Iğdır insanı, Horasan’dan beri hep göçer olmuş, tarihin zorlu sınavlarından geçmiştir. En az 5 bin yıllık eski Iğdır şehrinden, 1664-1840 yılları arasında yaşanan o korkunç Ağrı Dağı deprem, patlama ve heyelanlar sonucu büyük mal ve can kayıpları vererek, bugün Iğdır ilinin kurulduğu ovaya göç etmişlerdir.
Ne var ki Iğdır insanının kaderinden talihsizlikler eksik olmamıştır. Aras Nehri’nin sık sık taşması, bunun sonucunda yer yer bataklıkların oluşması, sivrisinek istilaları ve yaygın sıtma hastalıkları, Iğdır insanının yakasını bir türlü bırakmamıştır. Tabiatla verilen bu amansız mücadele yetmezmiş gibi, 1828 yılında Rus işgali başlamış; Rusların 1917’de bölgeden çekilmesiyle de Ermeni zulmü ve soykırımıyla yüz yüze gelinmiştir.
Iğdır insanı, bu 92 yıllık işgal, zulüm, baskı ve soykırıma direnmiş, çok büyük kayıplar vermiş ama yılmamıştır. Nihayet, 14 Kasım 1920 tarihinde anavatana dahil edilerek işgalden kurtarılmıştır. Ancak Iğdır, üç devlete sınır olan, sınırları kapalı, büyük şehirlere ve pazarlara uzak, dar bir havzada tam 72 yıl boyunca var olma mücadelesini sürdürmüştür. Ağrı İsyanı, sağ-sol çatışmaları, PKK terörü, artan nüfus ve geçim sıkıntıları nedeniyle Iğdır ili, yurtiçi ve yurtdışına yoğun göçler vermek zorunda kalmıştır.

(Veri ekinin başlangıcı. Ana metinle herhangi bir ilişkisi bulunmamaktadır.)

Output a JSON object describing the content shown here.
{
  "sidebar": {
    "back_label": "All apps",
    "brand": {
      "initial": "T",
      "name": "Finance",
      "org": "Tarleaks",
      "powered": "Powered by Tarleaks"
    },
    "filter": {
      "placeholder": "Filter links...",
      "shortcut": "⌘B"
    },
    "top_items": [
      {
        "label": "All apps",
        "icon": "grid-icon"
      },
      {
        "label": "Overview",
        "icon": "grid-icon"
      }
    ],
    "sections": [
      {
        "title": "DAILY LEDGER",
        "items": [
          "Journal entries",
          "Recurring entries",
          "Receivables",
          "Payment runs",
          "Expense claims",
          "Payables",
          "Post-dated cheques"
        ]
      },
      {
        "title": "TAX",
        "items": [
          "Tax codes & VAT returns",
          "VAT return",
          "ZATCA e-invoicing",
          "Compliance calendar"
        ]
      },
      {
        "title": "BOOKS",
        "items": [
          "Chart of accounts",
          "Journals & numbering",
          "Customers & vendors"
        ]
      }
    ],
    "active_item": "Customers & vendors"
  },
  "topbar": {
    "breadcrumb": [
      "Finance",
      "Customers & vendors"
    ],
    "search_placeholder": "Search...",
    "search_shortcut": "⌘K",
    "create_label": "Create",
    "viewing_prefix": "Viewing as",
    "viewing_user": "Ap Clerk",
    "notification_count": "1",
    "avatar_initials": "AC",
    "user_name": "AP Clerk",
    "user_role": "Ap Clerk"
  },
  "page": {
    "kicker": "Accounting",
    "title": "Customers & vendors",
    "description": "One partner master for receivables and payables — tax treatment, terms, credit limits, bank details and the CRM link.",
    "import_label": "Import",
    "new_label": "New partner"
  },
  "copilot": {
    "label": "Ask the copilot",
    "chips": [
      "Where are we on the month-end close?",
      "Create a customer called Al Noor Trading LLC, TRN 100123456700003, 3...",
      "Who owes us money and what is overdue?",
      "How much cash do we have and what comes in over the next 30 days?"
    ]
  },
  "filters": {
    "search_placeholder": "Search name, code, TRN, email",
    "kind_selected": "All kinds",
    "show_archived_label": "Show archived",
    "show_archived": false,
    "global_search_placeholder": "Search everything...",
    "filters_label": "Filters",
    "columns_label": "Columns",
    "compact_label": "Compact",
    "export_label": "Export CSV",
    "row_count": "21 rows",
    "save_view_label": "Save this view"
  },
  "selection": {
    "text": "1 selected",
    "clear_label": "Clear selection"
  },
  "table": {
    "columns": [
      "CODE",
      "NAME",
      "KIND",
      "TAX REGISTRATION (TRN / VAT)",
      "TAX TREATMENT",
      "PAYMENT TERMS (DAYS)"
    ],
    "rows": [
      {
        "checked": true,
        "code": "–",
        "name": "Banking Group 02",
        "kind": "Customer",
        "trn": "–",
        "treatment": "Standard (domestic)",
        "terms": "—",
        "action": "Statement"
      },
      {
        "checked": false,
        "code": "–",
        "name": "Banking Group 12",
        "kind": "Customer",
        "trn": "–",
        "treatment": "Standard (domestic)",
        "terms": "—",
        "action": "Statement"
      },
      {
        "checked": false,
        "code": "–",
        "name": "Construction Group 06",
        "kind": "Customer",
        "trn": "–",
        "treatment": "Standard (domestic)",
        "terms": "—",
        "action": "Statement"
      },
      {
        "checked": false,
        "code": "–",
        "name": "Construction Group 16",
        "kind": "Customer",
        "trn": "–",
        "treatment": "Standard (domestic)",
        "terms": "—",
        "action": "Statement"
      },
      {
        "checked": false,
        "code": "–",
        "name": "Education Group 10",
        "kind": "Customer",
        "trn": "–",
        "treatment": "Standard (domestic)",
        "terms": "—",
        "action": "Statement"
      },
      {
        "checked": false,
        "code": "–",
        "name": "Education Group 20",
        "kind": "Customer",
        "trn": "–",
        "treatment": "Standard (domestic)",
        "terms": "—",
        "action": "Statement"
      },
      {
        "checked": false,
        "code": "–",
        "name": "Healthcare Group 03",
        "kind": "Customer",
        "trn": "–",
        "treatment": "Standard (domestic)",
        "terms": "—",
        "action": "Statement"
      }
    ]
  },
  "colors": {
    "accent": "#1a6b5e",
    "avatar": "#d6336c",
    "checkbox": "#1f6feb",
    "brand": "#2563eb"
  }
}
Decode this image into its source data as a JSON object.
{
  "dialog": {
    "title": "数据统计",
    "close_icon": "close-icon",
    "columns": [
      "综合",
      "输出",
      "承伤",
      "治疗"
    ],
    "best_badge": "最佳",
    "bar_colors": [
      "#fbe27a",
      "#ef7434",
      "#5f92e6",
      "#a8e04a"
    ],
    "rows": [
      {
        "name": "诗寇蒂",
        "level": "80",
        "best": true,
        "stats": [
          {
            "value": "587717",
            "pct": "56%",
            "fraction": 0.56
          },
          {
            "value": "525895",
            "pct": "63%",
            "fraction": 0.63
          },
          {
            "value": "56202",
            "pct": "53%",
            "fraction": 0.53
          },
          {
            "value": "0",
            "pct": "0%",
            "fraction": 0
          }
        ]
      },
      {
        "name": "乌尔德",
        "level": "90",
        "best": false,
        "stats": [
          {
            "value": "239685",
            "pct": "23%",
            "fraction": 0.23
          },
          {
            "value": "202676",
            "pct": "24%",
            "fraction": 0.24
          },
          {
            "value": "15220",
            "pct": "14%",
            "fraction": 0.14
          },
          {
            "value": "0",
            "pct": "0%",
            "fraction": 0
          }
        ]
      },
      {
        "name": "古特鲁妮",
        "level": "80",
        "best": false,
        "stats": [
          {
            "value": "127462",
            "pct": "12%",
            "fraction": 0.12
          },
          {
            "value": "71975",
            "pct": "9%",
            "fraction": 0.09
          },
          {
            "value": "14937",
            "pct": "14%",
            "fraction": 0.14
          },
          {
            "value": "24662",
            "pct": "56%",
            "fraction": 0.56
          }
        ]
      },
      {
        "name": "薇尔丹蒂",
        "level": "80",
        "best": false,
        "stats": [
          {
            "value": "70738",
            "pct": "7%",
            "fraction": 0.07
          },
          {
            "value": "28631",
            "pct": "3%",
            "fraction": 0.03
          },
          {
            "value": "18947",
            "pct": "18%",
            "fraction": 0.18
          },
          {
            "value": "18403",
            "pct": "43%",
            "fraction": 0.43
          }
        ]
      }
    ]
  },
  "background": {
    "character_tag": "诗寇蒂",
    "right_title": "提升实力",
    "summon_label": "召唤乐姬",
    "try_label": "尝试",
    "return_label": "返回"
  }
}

Oysa bu bölge, adeta Doğu’nun Çukurova’sıdır; tahıl, meyve ve sebze ambarıdır. Dünyaca meşhur Ağrı Dağı’nın zirvesinin yüzde 65’ine sahip, ponza taşı ve kaya tuzu yataklarıyla zengin, yüzlerce endemik bitki örtüsü ve hayvan varlığıyla dikkat çeken, dağları, yaylaları, yaban hayatı ve kuş cennetleriyle dolu bir diyardır. Sayısız millet ve medeniyetin harmanlandığı bu topraklar, zengin kültürel mirasıyla, eşsiz damak zevki yaratan yemek kültürüyle, temiz havasıyla, Aras ve Karasu’yla, kayısıyla, tarihiyle ve şahsına münhasır farkını fark ettiren samimi, mert, güler yüzlü, esprili, vatansever yiğit insanlarıyla Iğdır’dır.
İnsan, Iğdırlı ile konuştuğunda psikolojik bir rahatlık hisseder. Iğdır insanı, adeta insan ruhuna şifa veren bir reçete gibidir. Bugün üç devlete sınır olan, Türk dünyasına açılan serhat şehrimiz Iğdır, büyük potansiyeline rağmen henüz hak ettiği yerde değildir. Ancak başta devletimiz olmak üzere, birlik ve beraberlik içinde, vatandaş-devlet iş birliğiyle gelecekte daha güzel bir Iğdır’a kavuşacağımıza inancım tamdır.
Bu vesileyle, tüm Iğdırlı kardeşlerime selam, sevgi ve muhabbetlerimi yolluyorum. Hoşça kalın, dostça kalın.